Finalement, la difficulté avec les records de baisse des deux derniers ministres de l’Intérieur est double. D’une part la baisse des vols sans violence qui en sont la raison ne les a pas attendus. D’autre part, la baisse affichée nie ce qui paraît bien être la préoccupation majeure en matière d’insécurité, à savoir la persistance d’actes connotés d’une violence plus ou moins forte à la hausse. Pour ceux-ci, la statistique de police est le plus mauvais outil de mesure qui soit : les modifications législatives et les transformations des pratiques policières (par exemple le meilleur accueil des victimes d’agression, en particulier sexuelle) tendent à enregistrer plus d’infractions. Ceci était perçu comme un élément positif jusqu’à présent. Que le ministre fixe maintenant à ses troupes l’objectif de faire baisser les violences enregistrées devrait constituer pour les citoyens un motif d’inquiétude profond quand on sait qu’aujourd’hui encore, plus de la moitié des victimes ne porte pas plainte.

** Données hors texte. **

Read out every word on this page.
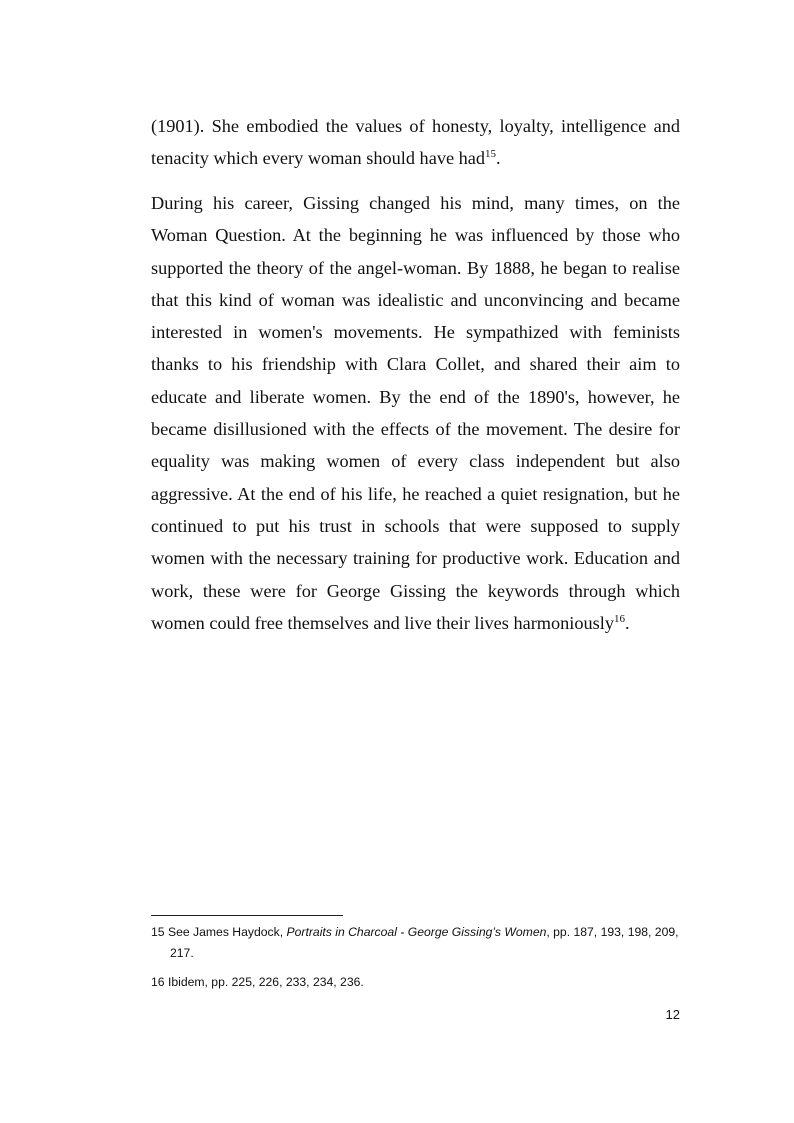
(1901). She embodied the values of honesty, loyalty, intelligence and tenacity which every woman should have had$^{15}$.

During his career, Gissing changed his mind, many times, on the Woman Question. At the beginning he was influenced by those who supported the theory of the angel-woman. By 1888, he began to realise that this kind of woman was idealistic and unconvincing and became interested in women's movements. He sympathized with feminists thanks to his friendship with Clara Collet, and shared their aim to educate and liberate women. By the end of the 1890's, however, he became disillusioned with the effects of the movement. The desire for equality was making women of every class independent but also aggressive. At the end of his life, he reached a quiet resignation, but he continued to put his trust in schools that were supposed to supply women with the necessary training for productive work. Education and work, these were for George Gissing the keywords through which women could free themselves and live their lives harmoniously$^{16}$.

15 See James Haydock, Portraits in Charcoal - George Gissing’s Women, pp. 187, 193, 198, 209,
217.
16 Ibidem, pp. 225, 226, 233, 234, 236.
12
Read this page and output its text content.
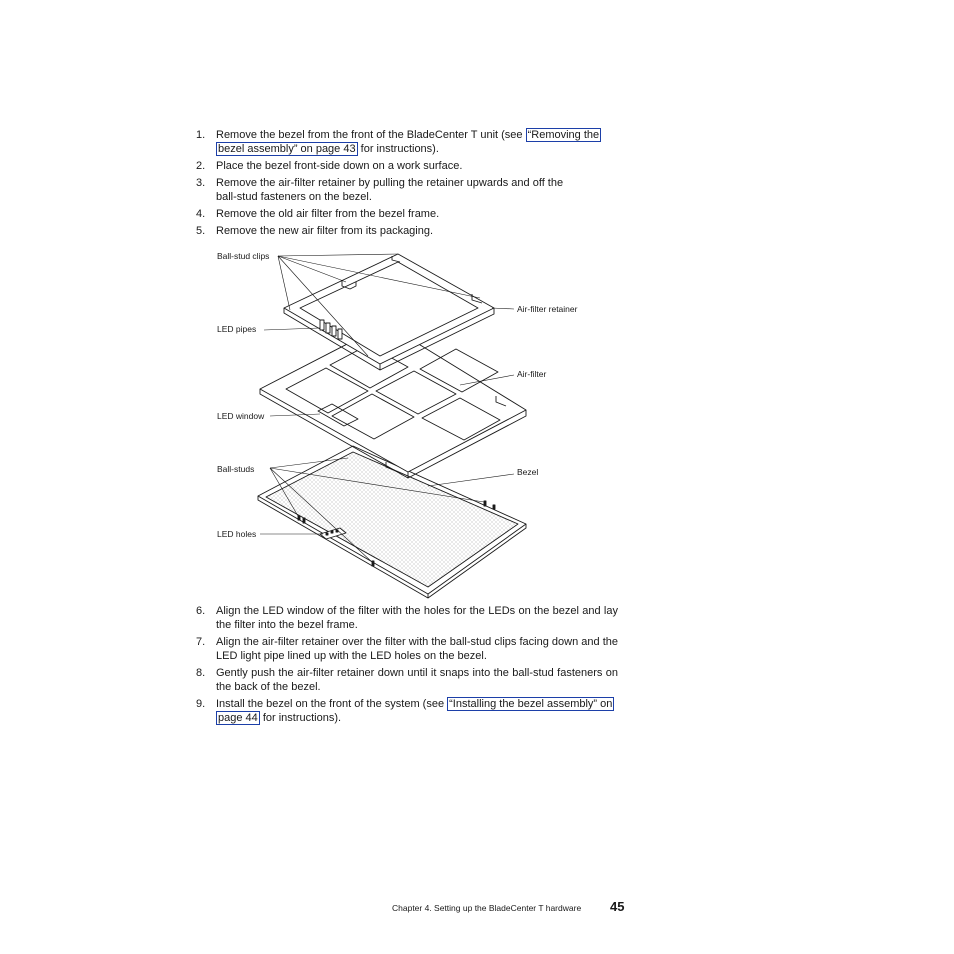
1. Remove the bezel from the front of the BladeCenter T unit (see “Removing the bezel assembly” on page 43 for instructions).
2. Place the bezel front-side down on a work surface.
3. Remove the air-filter retainer by pulling the retainer upwards and off the ball-stud fasteners on the bezel.
4. Remove the old air filter from the bezel frame.
5. Remove the new air filter from its packaging.
Ball-stud clips
Air-filter retainer
LED pipes
Air-filter
LED window
Ball-studs	Bezel
LED holes
6. Align the LED window of the filter with the holes for the LEDs on the bezel and lay the filter into the bezel frame.
7. Align the air-filter retainer over the filter with the ball-stud clips facing down and the LED light pipe lined up with the LED holes on the bezel.
8. Gently push the air-filter retainer down until it snaps into the ball-stud fasteners on the back of the bezel.
9. Install the bezel on the front of the system (see “Installing the bezel assembly” on page 44 for instructions).
Chapter 4. Setting up the BladeCenter T hardware 45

Bruno Aubusson de Cavarlay

1. Par exemple Christophe Caresche, député de Paris, membre de Pénombre, site internet du Forum Français pour la Sécurité Urbaine :
www.ffsu.org
2. Le théorème de Demonque est régulièrement rappelé pour les nouveaux lecteurs : « Sur une courte période, les statistiques de la délinquance varient en proportion inverse de la popularité du ministre de l’Intérieur auprès des agents chargés du collationnement des données qui les fondent ». Ceci les conduira à un retour aux sources (site Internet de Pénombre ou Chiffres en folie, La Découverte, 1999).
3.
Marronnier : terme journalistique désignant un « article de circonstance publié traditionnellement à certaines dates » selon le Dictionnaire des mots contemporains (Le Robert).